L’ASN met à jour ses conditions d’autorisation pour la détention et l’utilisation du lutétium-177 en médecine nucléaire

Publié le 27/07/2020 à 12:04

Note d'information

Le lutétium-177 (177Lu) est indiqué pour le traitement de certaines tumeurs neuroendocrines de l’adulte et fait l’objet de nombreuses recherches cliniques dans la prise en charge des cancers de la prostate. Compte tenu de ses perspectives thérapeutiques et de l’arrivée de nouvelles molécules vectrices, le nombre de patients susceptibles de bénéficier de ce type de radiothérapie interne vectorisée pourrait significativement augmenter dans les années à venir.

C’est pourquoi l’ASN met à jour les conditions d’autorisation, précédemment formalisées en 2014, pour la détention et d’utilisation du lutétium-177 par les services de médecine nucléaire.
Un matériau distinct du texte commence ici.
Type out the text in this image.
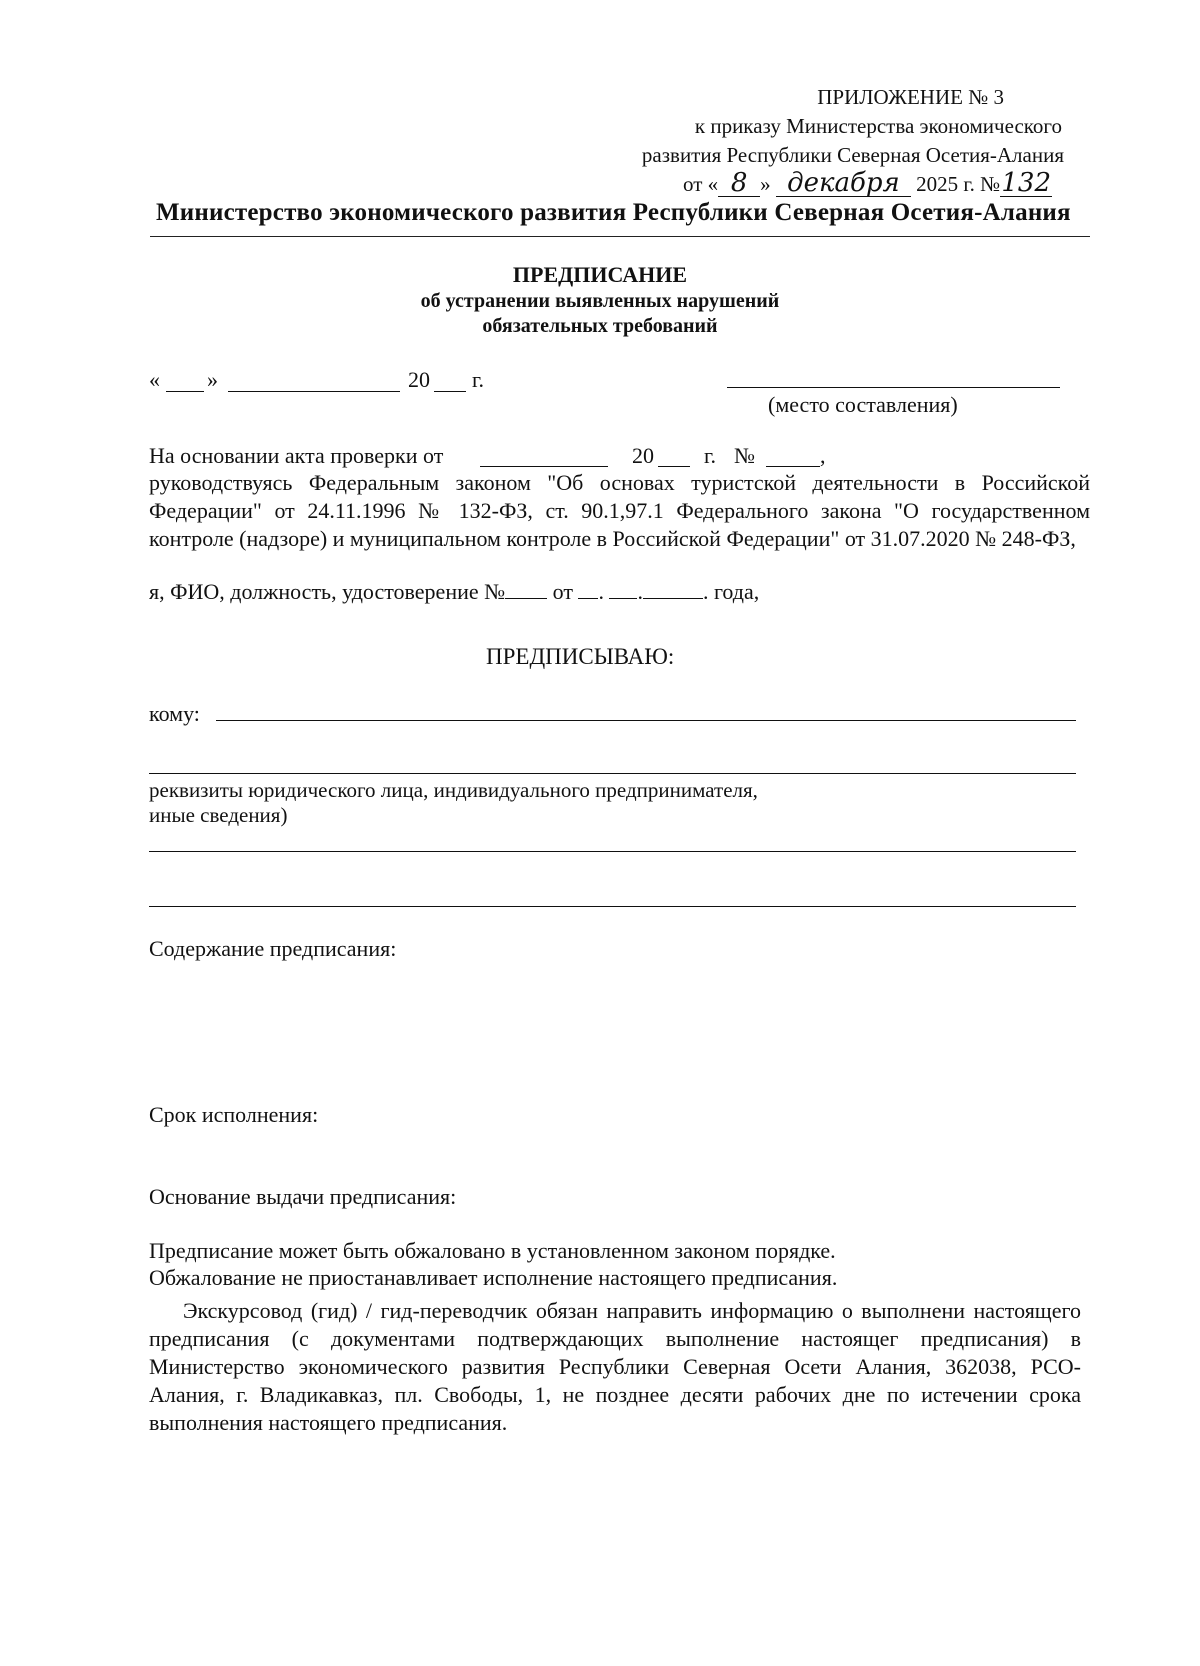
ПРИЛОЖЕНИЕ № 3
к приказу Министерства экономического
развития Республики Северная Осетия-Алания
от « 8 » декабря 2025 г. №132
Министерство экономического развития Республики Северная Осетия-Алания
ПРЕДПИСАНИЕ
об устранении выявленных нарушений
обязательных требований
« »	20 г.
(место составления)
На основании акта проверки от	20 г. №	,
руководствуясь Федеральным законом "Об основах туристской деятельности в Российской Федерации" от 24.11.1996 № 132-ФЗ, ст. 90.1,97.1 Федерального закона "О государственном контроле (надзоре) и муниципальном контроле в Российской Федерации" от 31.07.2020 № 248-ФЗ,
я, ФИО, должность, удостоверение № от . .	. года,
ПРЕДПИСЫВАЮ:
кому:
реквизиты юридического лица, индивидуального предпринимателя,
иные сведения)
Содержание предписания:
Срок исполнения:
Основание выдачи предписания:
Предписание может быть обжаловано в установленном законом порядке.
Обжалование не приостанавливает исполнение настоящего предписания.
Экскурсовод (гид) / гид-переводчик обязан направить информацию о выполнени настоящего предписания (с документами подтверждающих выполнение настоящег предписания) в Министерство экономического развития Республики Северная Осети Алания, 362038, РСО-Алания, г. Владикавказ, пл. Свободы, 1, не позднее десяти рабочих дне по истечении срока выполнения настоящего предписания.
Cette réévaluation des recommandations de l’ASN porte sur la prise en charge des patients et la gestion des déchets et des effluents. Elle s’appuie sur deux avis du groupe permanent d’experts en radioprotection pour les applications médicales des rayonnements ionisants (GPMED) :

  •  l’avis du 3 avril 2017, sur l’utilisation des contraintes de dose en milieu médical, notamment pour l’entourage de patients traités dans un service de médecine nucléaire, dans le cadre de la transposition de la directive 2013/59/EURATOM ;
  • l’avis du 3 octobre 2017, établi à partir du rapport du groupe de travail, sur la production et l’utilisation des médicaments radiopharmaceutiques, les dispositions à prendre pour la radioprotection des personnels, des patients et de leur entourage et les modalités de gestion des déchets et des effluents produits au cours de ces traitements.

L’ASN a retenu, sur la base de ces avis, des orientations pour la révision des conditions d’utilisation du lutétium-177. Puis, elle a mené une concertation avec les parties prenantes, notamment la Société française de médecine nucléaire (SFMN), la Société française de radiopharmacie (SoFRa), la Société française de physique médicale (SFPM), l’Agence nationale de sécurité du médicament et des produits de santé (ANSM), le fournisseur du Lutathera® et les centres hospitaliers utilisant le lutétium-177.

L’ASN a adressé aux services de médecine nucléaire, par lettre circulaire du 12 juin 2020, des recommandations issues de ces travaux multipartites.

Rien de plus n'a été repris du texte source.